La sixième période de l’Apocalypse est sur le point de se terminer avec la mort (apparente) de l’Église.

Clouée sur la croix comme NSJC, l’Église sème le doute chez les chrétiens comme les disciples l’ont été au pied de la croix il y a un peu plus de 2000 ans.

Mais, elle ne peut mourir.

L’abbé Puga le confirme dans une homélie (vers une prochaine suppression de la messe traditionnelle?) convaincante. (Eglise Saint-Nicolas-du-Chardonnet)
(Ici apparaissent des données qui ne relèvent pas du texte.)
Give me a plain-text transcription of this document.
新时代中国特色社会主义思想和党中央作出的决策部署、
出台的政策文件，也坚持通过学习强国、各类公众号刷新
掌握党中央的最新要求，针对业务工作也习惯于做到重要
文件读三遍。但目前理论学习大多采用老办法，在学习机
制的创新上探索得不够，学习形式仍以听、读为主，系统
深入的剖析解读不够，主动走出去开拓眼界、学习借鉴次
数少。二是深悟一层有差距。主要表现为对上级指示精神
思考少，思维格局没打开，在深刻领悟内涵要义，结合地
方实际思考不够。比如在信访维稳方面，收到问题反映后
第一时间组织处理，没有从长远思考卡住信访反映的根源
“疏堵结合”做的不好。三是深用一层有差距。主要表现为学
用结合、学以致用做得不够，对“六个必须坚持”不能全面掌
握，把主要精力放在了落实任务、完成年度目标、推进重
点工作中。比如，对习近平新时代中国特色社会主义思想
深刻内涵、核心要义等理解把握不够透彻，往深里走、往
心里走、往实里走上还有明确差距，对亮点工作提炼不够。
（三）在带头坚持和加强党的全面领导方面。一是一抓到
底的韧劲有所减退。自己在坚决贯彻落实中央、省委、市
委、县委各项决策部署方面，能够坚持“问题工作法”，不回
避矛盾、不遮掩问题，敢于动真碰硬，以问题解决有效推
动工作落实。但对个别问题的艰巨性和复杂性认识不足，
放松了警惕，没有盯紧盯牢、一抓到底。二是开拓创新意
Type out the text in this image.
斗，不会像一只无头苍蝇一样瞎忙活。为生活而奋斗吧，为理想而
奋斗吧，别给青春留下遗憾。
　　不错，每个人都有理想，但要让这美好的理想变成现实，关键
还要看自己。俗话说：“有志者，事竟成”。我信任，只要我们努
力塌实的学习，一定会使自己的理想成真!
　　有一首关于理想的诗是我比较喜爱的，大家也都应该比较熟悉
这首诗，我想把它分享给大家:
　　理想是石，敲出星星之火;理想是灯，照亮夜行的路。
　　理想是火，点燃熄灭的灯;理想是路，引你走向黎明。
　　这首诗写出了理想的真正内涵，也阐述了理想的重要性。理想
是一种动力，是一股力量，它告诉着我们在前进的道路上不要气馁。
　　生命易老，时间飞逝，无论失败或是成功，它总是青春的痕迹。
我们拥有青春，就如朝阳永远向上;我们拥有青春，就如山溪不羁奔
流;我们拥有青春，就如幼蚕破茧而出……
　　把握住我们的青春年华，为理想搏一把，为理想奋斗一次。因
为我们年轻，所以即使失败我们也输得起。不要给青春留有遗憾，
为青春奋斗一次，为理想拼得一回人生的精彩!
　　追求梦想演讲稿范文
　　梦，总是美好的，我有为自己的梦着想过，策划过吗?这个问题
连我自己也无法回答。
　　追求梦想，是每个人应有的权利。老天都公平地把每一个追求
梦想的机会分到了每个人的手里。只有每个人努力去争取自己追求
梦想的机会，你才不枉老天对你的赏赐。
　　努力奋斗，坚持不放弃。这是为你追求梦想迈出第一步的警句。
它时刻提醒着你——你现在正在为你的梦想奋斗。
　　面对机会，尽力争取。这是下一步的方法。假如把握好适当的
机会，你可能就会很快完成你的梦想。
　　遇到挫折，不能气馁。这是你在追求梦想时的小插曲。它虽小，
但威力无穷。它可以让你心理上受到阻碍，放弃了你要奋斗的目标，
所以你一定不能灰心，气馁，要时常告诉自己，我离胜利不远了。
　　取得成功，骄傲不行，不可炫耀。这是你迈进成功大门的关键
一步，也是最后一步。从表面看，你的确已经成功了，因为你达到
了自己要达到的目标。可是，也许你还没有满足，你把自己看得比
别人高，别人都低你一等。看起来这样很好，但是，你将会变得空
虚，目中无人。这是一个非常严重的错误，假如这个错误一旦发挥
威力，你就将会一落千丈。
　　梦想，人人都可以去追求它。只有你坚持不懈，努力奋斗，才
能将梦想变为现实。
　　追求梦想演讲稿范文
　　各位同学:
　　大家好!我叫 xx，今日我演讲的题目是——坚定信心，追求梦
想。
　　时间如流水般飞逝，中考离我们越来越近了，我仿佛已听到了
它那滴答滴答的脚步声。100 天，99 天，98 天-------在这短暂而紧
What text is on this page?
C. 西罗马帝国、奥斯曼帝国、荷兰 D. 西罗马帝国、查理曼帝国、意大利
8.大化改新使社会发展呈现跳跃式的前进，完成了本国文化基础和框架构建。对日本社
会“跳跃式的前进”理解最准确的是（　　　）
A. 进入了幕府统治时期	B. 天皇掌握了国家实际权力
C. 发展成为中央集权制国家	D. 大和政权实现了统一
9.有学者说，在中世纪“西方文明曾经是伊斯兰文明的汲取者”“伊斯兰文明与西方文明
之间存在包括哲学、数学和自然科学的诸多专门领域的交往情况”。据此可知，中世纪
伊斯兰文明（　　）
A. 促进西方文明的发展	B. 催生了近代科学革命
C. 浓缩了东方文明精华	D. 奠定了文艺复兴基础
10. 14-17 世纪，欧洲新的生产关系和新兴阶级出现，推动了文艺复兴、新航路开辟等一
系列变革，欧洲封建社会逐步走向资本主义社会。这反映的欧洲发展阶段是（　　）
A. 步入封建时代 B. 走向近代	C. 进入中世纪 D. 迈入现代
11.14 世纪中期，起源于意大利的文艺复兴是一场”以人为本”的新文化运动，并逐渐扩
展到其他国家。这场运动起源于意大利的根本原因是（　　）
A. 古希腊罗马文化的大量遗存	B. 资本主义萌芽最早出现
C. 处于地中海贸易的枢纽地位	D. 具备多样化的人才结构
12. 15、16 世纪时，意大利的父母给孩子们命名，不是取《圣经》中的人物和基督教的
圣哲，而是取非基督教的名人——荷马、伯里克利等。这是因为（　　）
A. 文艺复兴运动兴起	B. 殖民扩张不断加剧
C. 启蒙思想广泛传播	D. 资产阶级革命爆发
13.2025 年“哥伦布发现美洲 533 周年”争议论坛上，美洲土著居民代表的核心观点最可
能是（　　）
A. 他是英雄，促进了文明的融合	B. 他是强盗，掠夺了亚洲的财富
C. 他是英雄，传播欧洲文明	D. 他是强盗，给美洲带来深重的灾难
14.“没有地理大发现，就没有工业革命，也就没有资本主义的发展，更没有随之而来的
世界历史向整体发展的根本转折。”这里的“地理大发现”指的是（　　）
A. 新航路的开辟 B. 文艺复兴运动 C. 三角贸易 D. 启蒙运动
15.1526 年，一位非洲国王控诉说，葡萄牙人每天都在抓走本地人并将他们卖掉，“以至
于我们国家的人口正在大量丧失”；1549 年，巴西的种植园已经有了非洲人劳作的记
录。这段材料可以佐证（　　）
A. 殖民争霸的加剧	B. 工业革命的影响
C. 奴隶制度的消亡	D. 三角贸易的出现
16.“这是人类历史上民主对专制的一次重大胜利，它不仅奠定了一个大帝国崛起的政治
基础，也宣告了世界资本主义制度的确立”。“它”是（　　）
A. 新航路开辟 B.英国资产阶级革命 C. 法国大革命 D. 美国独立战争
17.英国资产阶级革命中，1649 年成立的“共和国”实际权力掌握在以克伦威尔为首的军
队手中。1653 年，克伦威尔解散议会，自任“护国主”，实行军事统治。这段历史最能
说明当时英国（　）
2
Parallèlement, la Pâques de l’Antéchrist est sur le point d’arriver (voir analyses du printemps 2020).

La crise du « Covid deuxième vague » entraînera la mort planifiée de  « l’Antéchrist système » pour mieux ressusciter avec la « grande réinitialisation ».

Pierre Hillard en est convaincu, comme plusieurs.

C’est une question de semaines, ou de mois.

Entretien (longue mais tellement révélatrice) avec Pierre Hillard du 17 septembre.

Pour entrer dans la septième période de l’Apocalypse, soit la retour en gloire du Christ, il faut assister à la mort des deux témoins.

Rappelons que les deux témoins représentent les fidèles à la loi et aux prophètes, les laïcs, et le clergé.

C’est après cette mort provoquée que l’Antichrist et Babylone la grande sont anéantis (échec donc de la « grande réinitialisation »).

Si tout semble au point mort quant à la visibilité apparente des châtiments, beaucoup seront surpris quant à la vitesse à laquelle arrive et se déroule le 7ème sceau.

Car, la mort des deux témoins ne dure que 3 jours et demi, comparativement à 3 ans et demi de règne de « l’Antichrist système ».

C'est probablement un ordre de grandeur, de comparaison, ou peut-être une durée exacte. On ne sait.

Mais, pendant ce court laps de temps, l’Apocalypse nous révèle que durant ses 3 jours et demi que Babylone la grande sera en fête : enfin débarrassé de l’obstacle majeur, l’Église Catholique, Une, Sainte et Apostolique, Satan pourra grimper sur le trône et soumettre Babylone à ses pieds.

Le décès du Katéchon, Benoît XVI, sera LE signe visible de la chrétienté catholique concernant la mort des deux témoins.

C’est ce que confirme d’ailleurs la fin de la prophétie le concernant avec l’appel de Jean XXIII pour la chute des deux Babylone, le Vatican et les Nations-Unies, bref le système de l’homme déifié.

Le nouvel encyclique de Bergoglio dans moins d’une semaine nous donnera l’heure juste quant à son concept de fraternité qui devrait contenir quelques hérésies et peut-être même une direction donnée pour un changement majeur de la messe, la suppression du décret de Benoît XVI concernant la messe traditionnelle ou la suppression de la Transsubstantiation dans un nouveau concept œcuménique.